Chinese delegation visits Church Center to learn about charitable work

Episcopal News Service. August 1, 2011 [080111-01]

Lynette Wilson

Deputy Minister Zhang Lebin of China's State Administration of Religious Affairs (SARA), along with 23 Chinese religious officials, visited the Episcopal Church Center in New York Aug. 1 to learn about how the church engages in charitable work.

In her welcoming remarks, Presiding Bishop Katharine Jefferts Schori quoted the late Archbishop of Canterbury William Temple, who once said, "the church is the only institution in society that exists to serve non-members."

"As Christians" she added, "Our work is to care for those beyond ourselves."

In recent history, the Chinese government has been responsible for providing for its citizens, said Peter Ng, the Episcopal Church's officer for Asia and the Pacific, but in recent years the government has encouraged churches to again step into that role.

Through an interpreter, Zhang said he "understands and appreciates the friendship the Episcopal Church has with the Chinese churches" and that over the years a "special friendship" has developed between the Episcopal Church and the Chinese government's office of religious affairs (SARA).

"We would like to deepen and strengthen the relationship," he said, adding that it will benefit the Chinese churches as they expand their programs.

The Rev. Matthew Heyd, director of Trinity Wall Street's faith in action; the Rev. Canon Benjamin Musoke-Lubega, head of Anglican Partnerships for Trinity; the Rev. Margaret Rose, the Episcopal Church's co-director for mission; and Mary Beth Sasso, executive director of Episcopal Charities, the charitable arm of the Episcopal Diocese of New York, all gave brief presentations about their work for the delegation.

Rose explained to the delegation how the Episcopal Church's mission office is structured and how it carries out its work.

One of the struggles, she said, is that the church believes that government is responsible for providing citizens with the basics -- access to food, shelter, clothing, jobs -- "a safety net," and is careful not to undertake the work of government.

The debate over raising the debt ceiling dominated the headlines during the delegation's visit to the United States, Zhang said, and then asked whether the church had taken a position on the debt ceiling.

Rose explained that the church didn't take an official position on the debt ceiling, but that the Episcopal Church's Washington, D.C.-based Office of Government Relations works on Capitol Hill to advocate the church's national and international priorities -- referring to resolutions democratically passed during the church's triennial General Convention, which run the gamut from universal access to health care for all citizens to a legal path to immigration for undocumented immigrants to human rights violations in the Philippines.

The church has called on elected officials to make "moral choices" in regard to the budget, Rose added.

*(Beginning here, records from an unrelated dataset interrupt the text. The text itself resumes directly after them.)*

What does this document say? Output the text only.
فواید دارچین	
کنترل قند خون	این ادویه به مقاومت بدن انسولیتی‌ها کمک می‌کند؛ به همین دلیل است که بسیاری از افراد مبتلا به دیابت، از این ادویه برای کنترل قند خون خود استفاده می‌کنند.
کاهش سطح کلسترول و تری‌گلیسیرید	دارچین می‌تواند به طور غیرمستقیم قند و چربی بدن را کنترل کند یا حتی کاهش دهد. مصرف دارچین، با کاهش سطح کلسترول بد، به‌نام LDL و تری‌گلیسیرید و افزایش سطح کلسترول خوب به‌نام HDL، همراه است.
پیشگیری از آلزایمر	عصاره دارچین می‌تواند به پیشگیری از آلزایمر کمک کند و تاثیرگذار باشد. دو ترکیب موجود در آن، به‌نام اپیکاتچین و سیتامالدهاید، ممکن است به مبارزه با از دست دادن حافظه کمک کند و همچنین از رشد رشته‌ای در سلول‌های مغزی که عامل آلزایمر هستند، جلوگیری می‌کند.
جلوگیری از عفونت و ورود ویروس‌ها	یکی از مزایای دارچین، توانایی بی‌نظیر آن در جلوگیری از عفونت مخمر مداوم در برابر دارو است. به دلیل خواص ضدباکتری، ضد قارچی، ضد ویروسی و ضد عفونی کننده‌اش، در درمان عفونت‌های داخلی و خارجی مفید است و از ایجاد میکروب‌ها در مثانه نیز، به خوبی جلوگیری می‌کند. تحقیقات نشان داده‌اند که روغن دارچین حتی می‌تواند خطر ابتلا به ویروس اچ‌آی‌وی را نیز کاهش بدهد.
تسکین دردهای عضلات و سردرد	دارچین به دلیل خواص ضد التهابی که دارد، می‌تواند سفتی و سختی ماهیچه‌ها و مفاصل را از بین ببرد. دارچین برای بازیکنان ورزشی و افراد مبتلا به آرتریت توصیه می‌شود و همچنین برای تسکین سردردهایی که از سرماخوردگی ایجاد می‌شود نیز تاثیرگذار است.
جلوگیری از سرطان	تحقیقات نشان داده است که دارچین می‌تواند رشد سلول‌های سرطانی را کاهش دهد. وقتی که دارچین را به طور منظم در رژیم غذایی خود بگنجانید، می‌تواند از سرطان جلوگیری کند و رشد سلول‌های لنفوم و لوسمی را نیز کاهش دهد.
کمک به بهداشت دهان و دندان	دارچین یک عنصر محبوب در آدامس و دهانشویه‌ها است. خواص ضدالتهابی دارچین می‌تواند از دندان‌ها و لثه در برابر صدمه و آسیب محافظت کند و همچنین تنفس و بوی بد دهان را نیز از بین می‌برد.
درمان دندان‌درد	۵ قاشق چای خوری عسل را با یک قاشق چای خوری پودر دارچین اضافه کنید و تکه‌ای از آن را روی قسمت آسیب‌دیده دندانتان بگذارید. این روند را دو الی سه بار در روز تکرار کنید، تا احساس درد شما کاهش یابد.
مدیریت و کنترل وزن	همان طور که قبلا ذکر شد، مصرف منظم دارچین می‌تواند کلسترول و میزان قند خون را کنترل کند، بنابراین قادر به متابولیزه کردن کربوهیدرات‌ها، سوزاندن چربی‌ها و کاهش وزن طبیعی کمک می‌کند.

Heyd described how Trinity serves its immediate community – running a brown-bag lunch program twice a week to feed the hungry and operating a neighborhood center for students, families, homeless people and others, as well as its involvement with public schools.

Faith, partnership and resources are the three things that "run through all our work," Heyd said.

Trinity, he said, not only provides more than $3 million in grants annually, but also provides space to more than 120 groups, and organizes hundreds of volunteers from various backgrounds.

"In everything we do, we give all we have," he said.

In regard to global partnerships, Musoke-Lubega described how Trinity is partnering with the Episcopal Church in South Sudan, which is one of the largest nongovernmental organizations in that fledgling country, on how to best provide assistance to a church and a country that is growing, but lacks infrastructure.

Sasso, of Episcopal Charities, talked about how her organization, by providing monetary and volunteer support to 80 programs affiliated with Diocese of New York churches, serves more than 200,000 people of different socioeconomic backgrounds -- rural, urban and suburban -- annually.

Forty-nine percent of the charities' $700,000 annual grant budget comes from individual donors and 100 percent of the money raised by donations goes directly to fund programs, not to fund administrative costs.

"More than two years of high unemployment and other challenges have most affected people on the lowest rungs of the socioeconomic ladder, where the need continues to grow," she said.